Si bien el término “guapo” alude a personas bonitas, otras bravuconas, en nuestro país su uso cotidiano apunta para describir a aquellos hombres groseros, altaneros, unos capaces de pelear y participar en reyertas y desafíos saldados, y otros que se “chorrean” al primer grito.
Sobre este último concepto acabo de leer un artículo lleno de humor, en la forma como fue descrito en esta sección de opinión de “El Impulso” digital, por la consecuente señora Carolina Jaimes Branger, titulado “El guapetón de barrio”.
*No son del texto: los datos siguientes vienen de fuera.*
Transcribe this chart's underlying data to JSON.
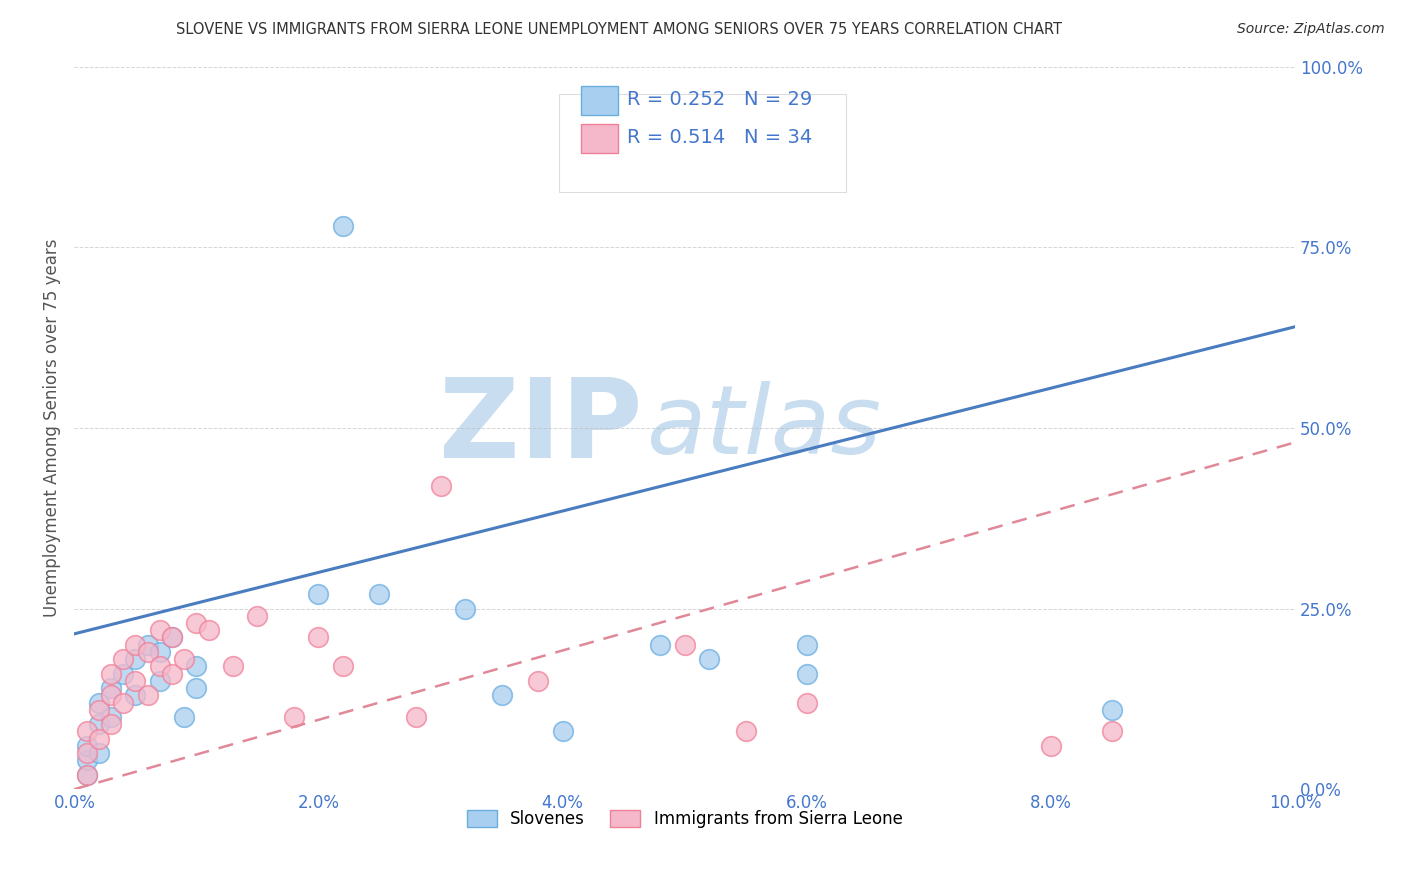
{
  "title": "SLOVENE VS IMMIGRANTS FROM SIERRA LEONE UNEMPLOYMENT AMONG SENIORS OVER 75 YEARS CORRELATION CHART",
  "source": "Source: ZipAtlas.com",
  "ylabel": "Unemployment Among Seniors over 75 years",
  "legend_labels": [
    "Slovenes",
    "Immigrants from Sierra Leone"
  ],
  "r_slovene": 0.252,
  "n_slovene": 29,
  "r_sierra": 0.514,
  "n_sierra": 34,
  "color_slovene": "#A8CEF0",
  "color_sierra": "#F5B8CA",
  "edge_color_slovene": "#6AAEE0",
  "edge_color_sierra": "#F08098",
  "line_color_slovene": "#4A7CC0",
  "line_color_sierra": "#E08898",
  "xlim": [
    0.0,
    0.1
  ],
  "ylim": [
    0.0,
    1.0
  ],
  "xticks": [
    0.0,
    0.02,
    0.04,
    0.06,
    0.08,
    0.1
  ],
  "yticks": [
    0.0,
    0.25,
    0.5,
    0.75,
    1.0
  ],
  "blue_line_x0": 0.0,
  "blue_line_y0": 0.215,
  "blue_line_x1": 0.1,
  "blue_line_y1": 0.64,
  "pink_line_x0": 0.0,
  "pink_line_y0": 0.0,
  "pink_line_x1": 0.1,
  "pink_line_y1": 0.48,
  "watermark": "ZIP",
  "watermark2": "atlas",
  "watermark_color": "#C8DDEF",
  "background_color": "#FFFFFF",
  "grid_color": "#BBBBBB",
  "tick_label_color": "#4477CC",
  "title_color": "#333333",
  "ylabel_color": "#555555",
  "slovene_x": [
    0.001,
    0.001,
    0.001,
    0.002,
    0.002,
    0.002,
    0.003,
    0.003,
    0.004,
    0.005,
    0.005,
    0.006,
    0.007,
    0.007,
    0.008,
    0.009,
    0.01,
    0.01,
    0.02,
    0.022,
    0.025,
    0.035,
    0.04,
    0.048,
    0.052,
    0.06,
    0.085,
    0.06,
    0.032
  ],
  "slovene_y": [
    0.02,
    0.04,
    0.06,
    0.05,
    0.09,
    0.12,
    0.1,
    0.14,
    0.16,
    0.18,
    0.13,
    0.2,
    0.19,
    0.15,
    0.21,
    0.1,
    0.17,
    0.14,
    0.27,
    0.78,
    0.27,
    0.13,
    0.08,
    0.2,
    0.18,
    0.16,
    0.11,
    0.2,
    0.25
  ],
  "sierra_x": [
    0.001,
    0.001,
    0.001,
    0.002,
    0.002,
    0.003,
    0.003,
    0.003,
    0.004,
    0.004,
    0.005,
    0.005,
    0.006,
    0.006,
    0.007,
    0.007,
    0.008,
    0.008,
    0.009,
    0.01,
    0.011,
    0.013,
    0.015,
    0.018,
    0.02,
    0.022,
    0.028,
    0.03,
    0.038,
    0.05,
    0.055,
    0.06,
    0.08,
    0.085
  ],
  "sierra_y": [
    0.02,
    0.05,
    0.08,
    0.07,
    0.11,
    0.09,
    0.13,
    0.16,
    0.12,
    0.18,
    0.15,
    0.2,
    0.13,
    0.19,
    0.17,
    0.22,
    0.16,
    0.21,
    0.18,
    0.23,
    0.22,
    0.17,
    0.24,
    0.1,
    0.21,
    0.17,
    0.1,
    0.42,
    0.15,
    0.2,
    0.08,
    0.12,
    0.06,
    0.08
  ]
}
Cuenta que conoció a uno porque era cercano a su familia a quien describió como arrogante, soberbio, sobrado: “Sentía que era todopoderoso, que podía controlar a quien fuera y lo que fuera. Creía que sus deseos eran órdenes y que su palabra era ley”.
Luego de un amplio recuento sobre su personalidad soberbia y humillante, culmina la historia con un final que tonifica: Un gocho puso fin a sus altanerías cuando le colocó un revólver en el pecho y lo hizo hacer “pupú” que de “guapo” lo convirtió en cobarde.
Tan pegajosa nota trajo a mi mente la historia de un hombre de parecidas características que existió en San Cristóbal, mi tierra natal, hace 56 años, (tenía yo 8 años), en 1966.
Para complemento era corpulento, de 1 metro 90 aproximadamente, de voz recia, gritón y abogado, cuando eran pocos los profesionales del derecho y sus actuaciones metían miedo.
Este señor, de nombre Caracciolo, como lo recuerdo, tenía un negocio de víveres al mayor y surtía bodegas en la ciudad y algunos pueblos circunvecinos. Su regla comercial era entregar la mercancía y cobrar un mes después mediante letras de cambio, cuando existían.
Pero se convirtió en un azote por su tamaño y profesión tiempo después, porque entregaba los productos y a la fecha de vencimiento del pago demoraba un mes o más para su cobro, para que bajo la excusa del incumplimiento, procediera, sin dar oportunidades de defensa, al embargo de las modestas tiendas, dejando en la ruina a sus humildes propietarios.
A su alrededor se fueron entrelazando cantidad de enemigos que se la juraron, pero antes de que se cumpliera una de las amenazas, un día sábado fue a disfrutar en su granja a las afueras de la ciudad, y en pleno verdor de la sabana, reclinado a un árbol, un loco furioso escapado del manicomio lo decapitó de un machetazo.
Es que a cada cochino le llega su sábado, parafrasea en su vocablo popular la señora Branger al final de su artículo del día lunes 21 de noviembre, el cual convocó a leer plenamente.
A muchos dictadores también les ha llegado su sábado.